Fauna: 8 species of kangaroo and wallaby, northern quoll, bandicoots, brush tailed phascogales, fruit bats, tree rats, dugong. 280 bird species including numerous parrots, lorikeets, rosellas, honeyeaters, thrushes, finches. 10,000 species of insect and numerous reptiles and both salt and freshwater crocodiles.
Kakadu and Arnhem Land Attractions
- Jim Jim Falls
- Twin Falls
- Gayngaru Wetalnds
- Ubirr Rock Art
- Nourlangie Rock Art
- Maguk Pools
- Yellow Water
- Garig Gunak Barlu National Park
- Port Kennedy and Port Essington
- Gove Peninsula beaches
- Jarrangbarnmi/Koolpin Gorge
- Maningrida Arts
- Wunyo Beach
- Sandy Creek
- Coburg Peninsula
- Marrawuddi Art Gallery
- Nanguluwur Art/Barrk Sandstone Walk
- Gunlom Plunge Pool
- Victoria Settlement
Nhulunbuy, Jabiru, South Alligator, Cooinda, Maningrida, Gunbalanya, Yirrkala
Getting Around Kakadu and Arnhem Land
Access to Kakadu and Arnhem Land can be problematic. Firstly permits to visit are required from the traditional owners with quite a few areas out of bounds. Saying this there are registered tour operators who can access many of these places - with groups of paying tourists in tow. If you want to visit these places you either need to join a tour or befriend a local.
There are plenty of tour operators operating from Katherine and Darwin who are more than willing to take you into Kakadu and Arnhem Land but it's a very structured and medicated affair where your experience is administered to you in doses before you get back on the bus.
And while you're organising permits, note that alcohol restriction apply in various forms and that buying a beer or a wine to enjoy while you are camping is often no simple matter.
We think a 4WD camper is about the best way to see the place. There's enough camping grounds, both free and paid, for you spend your evenings under the remote Kakadu skies and there are a few private caravan parks for a slightly more 'serviced' camping experience.
The 4WD is going to get you into the more difficult tracks and beaches and the ability to self-drive means you can choose your own activities and mange your own itinery joining tours as you choose.
Best Time to Visit Kakadu and Arnhem Land
The dry season, June to September, is the most comfortable time of the year with 30 degree days and little chance of rain. Surprisingly nights can become cool. This time of year is also peak tourist season and prices and availability of services are at a premium.
October to March is the wet season and the rain brings the closure of many roads and water based attractions (waterfalls etc.). It's also the time when Kakadu and Arnhem Land are bursting alive with wildlife and greenery and tourist numbers and prices are lowest.
The top-end experience alters with seasonal changes and guessing the weather and it's effect on the environment can be a bit hit and miss.

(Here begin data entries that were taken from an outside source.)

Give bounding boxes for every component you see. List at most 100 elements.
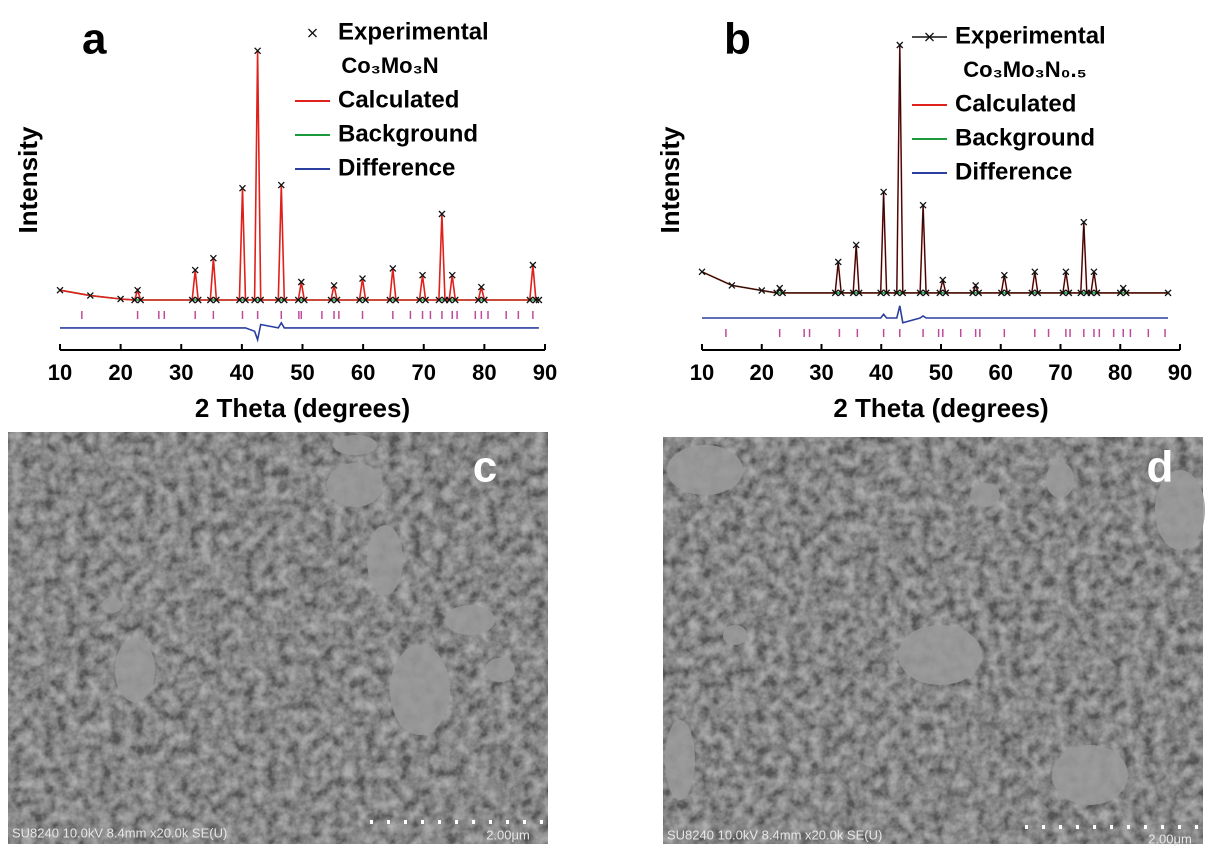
x-tick-label: 90 <box>533 360 557 385</box>
data-marker <box>235 296 243 304</box>
panel-label: d <box>1147 443 1174 492</box>
data-marker <box>389 264 397 272</box>
data-marker <box>333 296 341 304</box>
data-marker <box>86 292 94 300</box>
data-marker <box>356 296 363 304</box>
data-marker <box>1087 289 1095 297</box>
data-marker <box>936 289 944 297</box>
data-marker <box>942 289 950 297</box>
x-axis-label: 2 Theta (degrees) <box>195 393 410 423</box>
data-marker <box>239 184 246 192</box>
data-marker <box>297 278 305 286</box>
x-tick-label: 70 <box>412 360 436 385</box>
x-tick-label: 20 <box>750 360 774 385</box>
data-marker <box>997 289 1005 297</box>
image-info: SU8240 10.0kV 8.4mm x20.0k SE(U) <box>12 825 227 840</box>
x-tick-label: 10 <box>48 360 72 385</box>
x-tick-label: 40 <box>230 360 254 385</box>
data-marker <box>975 289 983 297</box>
data-marker <box>1077 289 1085 297</box>
series-line <box>60 321 539 343</box>
x-tick-label: 80 <box>1108 360 1132 385</box>
x-tick-label: 40 <box>869 360 893 385</box>
legend-label: Background <box>955 124 1095 151</box>
data-marker <box>1059 289 1067 297</box>
data-marker <box>254 47 262 55</box>
legend-label: Background <box>338 120 478 147</box>
legend-label: Experimental <box>955 22 1106 49</box>
data-marker <box>1122 289 1130 297</box>
data-marker <box>212 296 220 304</box>
data-marker <box>919 201 927 209</box>
panel-label: c <box>473 443 497 492</box>
data-marker <box>1065 289 1073 297</box>
data-marker <box>899 289 907 297</box>
legend-sample: Co₃Mo₃N <box>341 53 438 78</box>
data-marker <box>419 271 426 279</box>
data-marker <box>362 296 370 304</box>
data-marker <box>294 296 302 304</box>
series-line <box>701 44 1168 294</box>
data-marker <box>451 296 459 304</box>
data-marker <box>1116 289 1124 297</box>
sem-image: d SU8240 10.0kV 8.4mm x20.0k SE(U) 2.00μ… <box>663 437 1205 846</box>
data-marker <box>131 296 139 304</box>
legend-label: Difference <box>338 154 455 181</box>
x-tick-label: 60 <box>989 360 1013 385</box>
panel-label: a <box>82 15 107 64</box>
data-marker <box>477 283 485 291</box>
data-marker <box>532 296 540 304</box>
data-marker <box>883 289 891 297</box>
data-marker <box>834 258 842 266</box>
series-line <box>701 44 1168 294</box>
data-marker <box>896 41 904 49</box>
data-marker <box>526 296 534 304</box>
particles <box>665 445 1205 805</box>
data-marker <box>194 296 202 304</box>
data-marker <box>134 286 142 294</box>
data-marker <box>877 289 885 297</box>
data-marker <box>1119 284 1127 292</box>
x-tick-label: 90 <box>1168 360 1192 385</box>
data-marker <box>1080 218 1088 226</box>
data-marker <box>257 296 265 304</box>
data-marker <box>480 296 488 304</box>
data-marker <box>849 289 857 297</box>
data-marker <box>779 289 787 297</box>
scale-label: 2.00μm <box>1148 831 1192 846</box>
data-marker <box>448 271 456 279</box>
panel-label: b <box>724 15 751 64</box>
y-axis-label: Intensity <box>655 126 685 233</box>
data-marker <box>327 296 335 304</box>
data-marker <box>1003 289 1011 297</box>
series-line <box>59 50 539 301</box>
data-marker <box>831 289 839 297</box>
legend-label: Difference <box>955 158 1072 185</box>
data-marker <box>916 289 924 297</box>
sem-background <box>8 432 548 844</box>
data-marker <box>922 289 930 297</box>
data-marker <box>392 296 400 304</box>
data-marker <box>251 296 259 304</box>
data-marker <box>416 296 423 304</box>
data-marker <box>209 254 217 262</box>
legend-swatch <box>308 28 317 38</box>
data-marker <box>137 296 145 304</box>
data-marker <box>274 296 282 304</box>
y-axis-label: Intensity <box>13 126 43 233</box>
legend-label: Calculated <box>338 86 459 113</box>
data-marker <box>969 289 977 297</box>
particles <box>102 435 515 735</box>
x-tick-label: 30 <box>169 360 193 385</box>
data-marker <box>330 281 338 289</box>
x-tick-label: 50 <box>929 360 953 385</box>
data-marker <box>972 281 980 289</box>
data-marker <box>535 296 543 304</box>
x-tick-label: 30 <box>809 360 833 385</box>
legend-sample: Co₃Mo₃N₀.₅ <box>963 57 1086 82</box>
data-marker <box>1164 289 1172 297</box>
data-marker <box>893 289 901 297</box>
data-marker <box>188 296 196 304</box>
data-marker <box>435 296 443 304</box>
data-marker <box>1093 289 1101 297</box>
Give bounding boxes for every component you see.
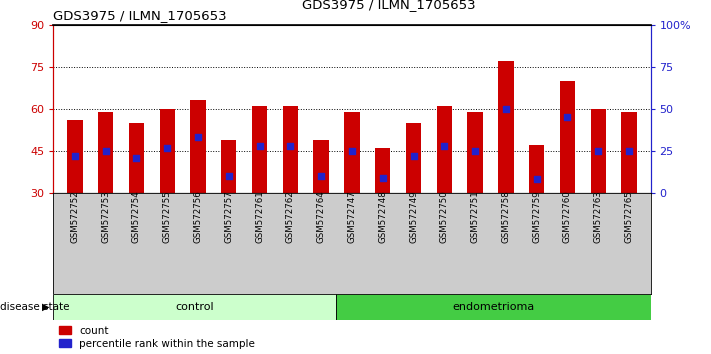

We personally like the tropical regions right after the wet season. Tourist numbers are down and everything is green and raging with water. The problem is that you take a chance that all roads and attractions will be open.
If you can handle the 'buildup' - the extremely hot and humid period around November, before the wet season sets in, you can have much of the top-end to yourself. Quiet camp grounds, minimal tourists at the swimming holes and plenty of wildlife hanging around the much depleted watering holes.